Thanks to the vision and generosity of Cuero resident Robert Oliver, more bright medical students will have the opportunity to complete their education and provide care in rural areas such as DeWitt County. In memory of his mother, Oliver has established The Frances Hamilton Oliver Endowed Scholarship at the UT Health Science Center. The scholarship will support students who intend to practice in rural areas.

The UT Health Science Center serves primarily 38 counties south and west of San Antonio, most of which have an HPSA or MUA designation. The university actively recruits students from underserved areas not only into the Long School of Medicine, but also the Dental School, School of Nursing, Graduate School of Biomedical Sciences and School of Health Professions to address the shortage of health providers in the region.

Oliver said education and health care were important to his mother, who was the great-granddaughter of an early Victoria physician, Dr. William Thornton. Frances Hamilton graduated from The University of Texas at Austin and was a schoolteacher in Refugio until she married Gale Oliver Jr.
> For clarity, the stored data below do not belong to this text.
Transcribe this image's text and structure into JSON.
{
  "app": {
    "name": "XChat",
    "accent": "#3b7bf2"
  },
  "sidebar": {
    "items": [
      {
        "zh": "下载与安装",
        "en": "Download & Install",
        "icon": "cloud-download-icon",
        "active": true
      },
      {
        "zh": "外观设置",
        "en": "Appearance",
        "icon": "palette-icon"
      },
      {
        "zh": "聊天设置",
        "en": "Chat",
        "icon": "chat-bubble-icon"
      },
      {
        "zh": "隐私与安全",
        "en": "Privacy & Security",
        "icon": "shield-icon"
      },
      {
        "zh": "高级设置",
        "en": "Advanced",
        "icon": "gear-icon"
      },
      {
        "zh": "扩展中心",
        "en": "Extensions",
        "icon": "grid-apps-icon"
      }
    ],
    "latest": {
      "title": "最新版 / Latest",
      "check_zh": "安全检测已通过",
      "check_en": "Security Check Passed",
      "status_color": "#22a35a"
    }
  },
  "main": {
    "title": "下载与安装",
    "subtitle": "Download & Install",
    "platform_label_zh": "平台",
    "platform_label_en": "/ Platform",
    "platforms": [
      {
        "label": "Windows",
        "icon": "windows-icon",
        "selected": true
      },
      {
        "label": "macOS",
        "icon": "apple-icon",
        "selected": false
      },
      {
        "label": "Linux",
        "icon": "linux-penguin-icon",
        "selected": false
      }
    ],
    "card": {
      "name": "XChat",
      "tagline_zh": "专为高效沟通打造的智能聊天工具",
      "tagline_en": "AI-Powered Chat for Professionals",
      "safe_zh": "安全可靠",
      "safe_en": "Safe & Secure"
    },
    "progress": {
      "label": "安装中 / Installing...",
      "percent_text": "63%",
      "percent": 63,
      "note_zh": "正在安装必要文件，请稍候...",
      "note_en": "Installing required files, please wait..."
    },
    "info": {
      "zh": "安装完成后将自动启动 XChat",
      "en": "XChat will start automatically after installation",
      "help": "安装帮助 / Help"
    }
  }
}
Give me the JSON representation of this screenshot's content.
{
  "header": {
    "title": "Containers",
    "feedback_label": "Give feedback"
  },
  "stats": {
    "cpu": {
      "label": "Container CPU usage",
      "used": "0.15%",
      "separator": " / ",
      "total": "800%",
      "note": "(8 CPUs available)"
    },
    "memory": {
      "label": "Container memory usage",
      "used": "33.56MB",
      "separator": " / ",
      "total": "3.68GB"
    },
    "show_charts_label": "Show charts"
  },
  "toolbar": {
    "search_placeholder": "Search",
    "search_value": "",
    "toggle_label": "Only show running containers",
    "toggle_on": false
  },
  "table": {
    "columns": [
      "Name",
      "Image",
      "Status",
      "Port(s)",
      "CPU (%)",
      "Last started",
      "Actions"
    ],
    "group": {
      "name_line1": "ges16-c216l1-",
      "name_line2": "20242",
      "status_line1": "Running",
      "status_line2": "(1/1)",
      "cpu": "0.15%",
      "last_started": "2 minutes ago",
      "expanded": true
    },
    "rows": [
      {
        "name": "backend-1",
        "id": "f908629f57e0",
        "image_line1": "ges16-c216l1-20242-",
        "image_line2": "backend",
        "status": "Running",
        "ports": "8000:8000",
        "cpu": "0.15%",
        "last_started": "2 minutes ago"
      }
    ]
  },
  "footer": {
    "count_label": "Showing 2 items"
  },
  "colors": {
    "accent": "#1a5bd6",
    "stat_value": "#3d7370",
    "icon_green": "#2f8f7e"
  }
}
While she occasionally was a substitute teacher, Frances Hamilton focused on being a full-time mother to their four boys, steering them all toward a college degree.
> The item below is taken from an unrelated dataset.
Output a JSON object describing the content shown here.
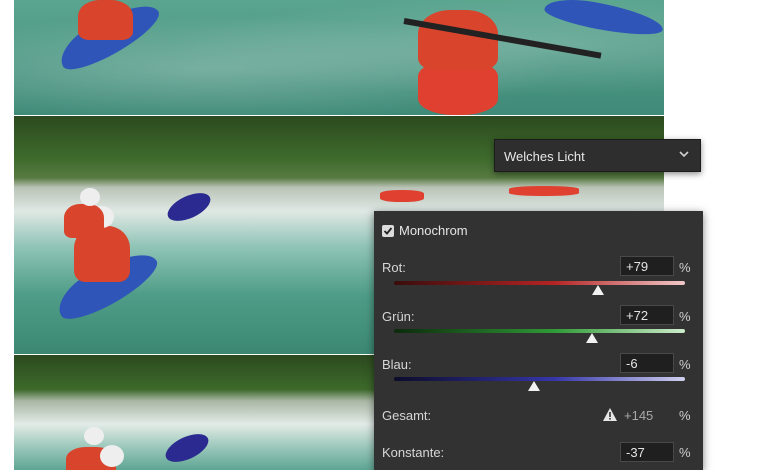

“My mother was really strong on history, family tradition and education,” Oliver said. “My brothers and I were all raised in Refugio, but every summer we spent a week in Cuero visiting my grandmother and cousins. I spent a lot of time at our family’s ranch. I listened to my mother and grandmother talk about family history, and that’s important to me, too.
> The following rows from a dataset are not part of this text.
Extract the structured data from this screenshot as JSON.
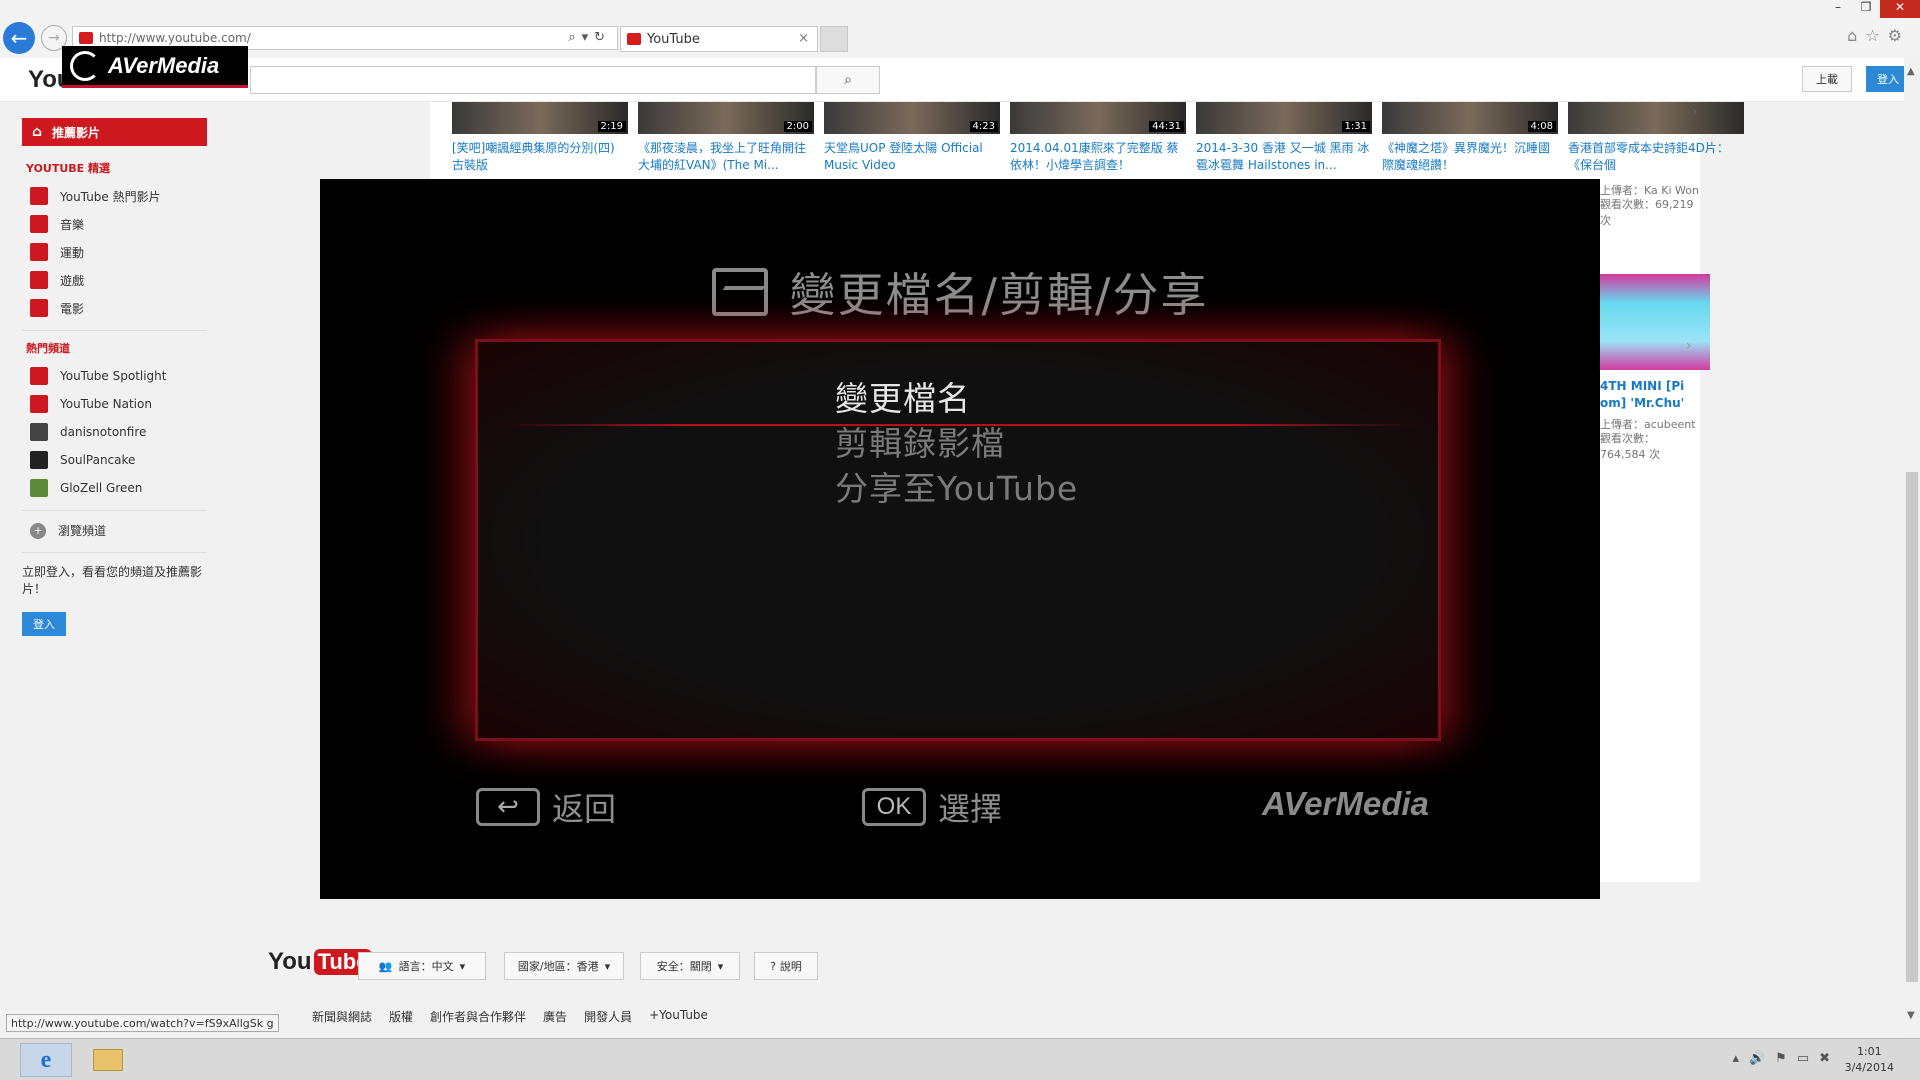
{
  "browser": {
    "url": "http://www.youtube.com/",
    "tab_title": "YouTube",
    "tab_close": "×",
    "window_controls": {
      "minimize": "–",
      "maximize": "❐",
      "close": "✕"
    }
  },
  "header": {
    "logo_partial": "You",
    "watermark": "AVerMedia",
    "upload": "上載",
    "signin": "登入"
  },
  "sidebar": {
    "home": "推薦影片",
    "section_best": "YOUTUBE 精選",
    "best_items": [
      {
        "label": "YouTube 熱門影片",
        "icon": "play-icon",
        "color": "#cc181e"
      },
      {
        "label": "音樂",
        "icon": "headphones-icon",
        "color": "#cc181e"
      },
      {
        "label": "運動",
        "icon": "trophy-icon",
        "color": "#cc181e"
      },
      {
        "label": "遊戲",
        "icon": "gamepad-icon",
        "color": "#cc181e"
      },
      {
        "label": "電影",
        "icon": "film-icon",
        "color": "#cc181e"
      }
    ],
    "section_channels": "熱門頻道",
    "channel_items": [
      {
        "label": "YouTube Spotlight",
        "icon": "spotlight-icon",
        "color": "#cc181e"
      },
      {
        "label": "YouTube Nation",
        "icon": "nation-icon",
        "color": "#cc181e"
      },
      {
        "label": "danisnotonfire",
        "icon": "avatar-icon",
        "color": "#444444"
      },
      {
        "label": "SoulPancake",
        "icon": "avatar-icon",
        "color": "#222222"
      },
      {
        "label": "GloZell Green",
        "icon": "avatar-icon",
        "color": "#5c8a3a"
      }
    ],
    "browse_channels": "瀏覽頻道",
    "prompt": "立即登入，看看您的頻道及推薦影片！",
    "signin": "登入"
  },
  "videos": [
    {
      "title": "[笑吧]嘲諷經典集原的分別(四) 古裝版",
      "duration": "2:19"
    },
    {
      "title": "《那夜淩晨，我坐上了旺角開往大埔的紅VAN》(The Mi...",
      "duration": "2:00"
    },
    {
      "title": "天堂鳥UOP 登陸太陽 Official Music Video",
      "duration": "4:23"
    },
    {
      "title": "2014.04.01康熙來了完整版 蔡依林！小煒學言調查！",
      "duration": "44:31"
    },
    {
      "title": "2014-3-30 香港 又一城 黑雨 冰雹冰雹舞 Hailstones in...",
      "duration": "1:31"
    },
    {
      "title": "《神魔之塔》異界魔光！沉睡國際魔魂絕讚！",
      "duration": "4:08"
    },
    {
      "title": "香港首部零成本史詩鉅4D片：《保台個",
      "duration": ""
    }
  ],
  "right_rail": {
    "meta1a": "上傳者：Ka Ki Won",
    "meta1b": "觀看次數：69,219 次",
    "title2": "4TH MINI [Pi om] 'Mr.Chu'",
    "meta2a": "上傳者：acubeent",
    "meta2b": "觀看次數：764,584 次"
  },
  "overlay": {
    "title": "變更檔名/剪輯/分享",
    "menu": [
      "變更檔名",
      "剪輯錄影檔",
      "分享至YouTube"
    ],
    "back_label": "返回",
    "ok_icon": "OK",
    "ok_label": "選擇",
    "brand": "AVerMedia"
  },
  "footer": {
    "logo_you": "You",
    "logo_tube": "Tube",
    "language": "語言：中文",
    "country": "國家/地區：香港",
    "safety": "安全：關閉",
    "help": "說明",
    "links": [
      "新聞與網誌",
      "版權",
      "創作者與合作夥伴",
      "廣告",
      "開發人員",
      "+YouTube"
    ]
  },
  "status_url": "http://www.youtube.com/watch?v=fS9xAllgSk g",
  "taskbar": {
    "time": "1:01",
    "date": "3/4/2014",
    "ie_glyph": "e"
  }
}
“It used to be that young people left home, got an education and then came back to the small towns to raise their families. Now that isn’t necessarily the case. This gift honors my mother’s love of education and brings health care providers to rural areas to improve our quality of life,” Oliver said.

Oliver spent some years away from home, too, as a property manager in Vail, Colo., but returned to Cuero in 1995. In retirement, he has dedicated his time to founding the Chisholm Trail Heritage Museum. The museum will open later this year and will house UT Austin’s Horseman of the Americas – Tinker Collection, with more than 900 ranching and horse-related artifacts. “It is generally regarded as one of the finest international collections of cowboy objects in the world,” Oliver said.

Once the museum is open, Oliver plans to host in its meeting rooms continuing education sessions for regional health care providers, as well as community health education speakers from the UT Health Science Center San Antonio.

Through his support of health care, history and education, Oliver is helping improve the lives of residents of Cuero, DeWitt County and all of South Texas, while honoring his beloved mother’s legacy.

Frances Hamilton, queen

Young Frances Hamilton of Cuero was crowned queen of the Turkey Trot festival in 1934, an event similar to San Antonio’s Fiesta.

Cuero, San Antonio share rich history of culture, education

As “Sultana Oreuc” (Cuero spelled backwards) young Frances Hamilton and the town’s “Sultan Yekrut” (turkey spelled backwards), Dan Peavy, D.D.S., M.S.D., reigned over the community celebration that helped promote the town’s main agricultural industry at that time – turkeys. In those days, thousands of turkeys were herded through downtown Cuero from outlying farms to a processing plant and then shipped by rail for Thanksgiving dinners across America.

Dr. Peavy was an orthodontist, practicing in Cuero and San Antonio from the mid-1930s until his death in 1962. His son, also an orthodontist and named Dan Peavy, D.D.S., M.S.D., was raised in San Antonio. He is an adjunct faculty member in the Dental School at the UT Health Science Center San Antonio.

Hamilton married Gale Oliver and lived in Refugio. She was a schoolteacher and the mother of four sons, including Robert Oliver, who generously established The Frances Hamilton Oliver Endowed Scholarship for first-year medical students who want to practice in rural areas.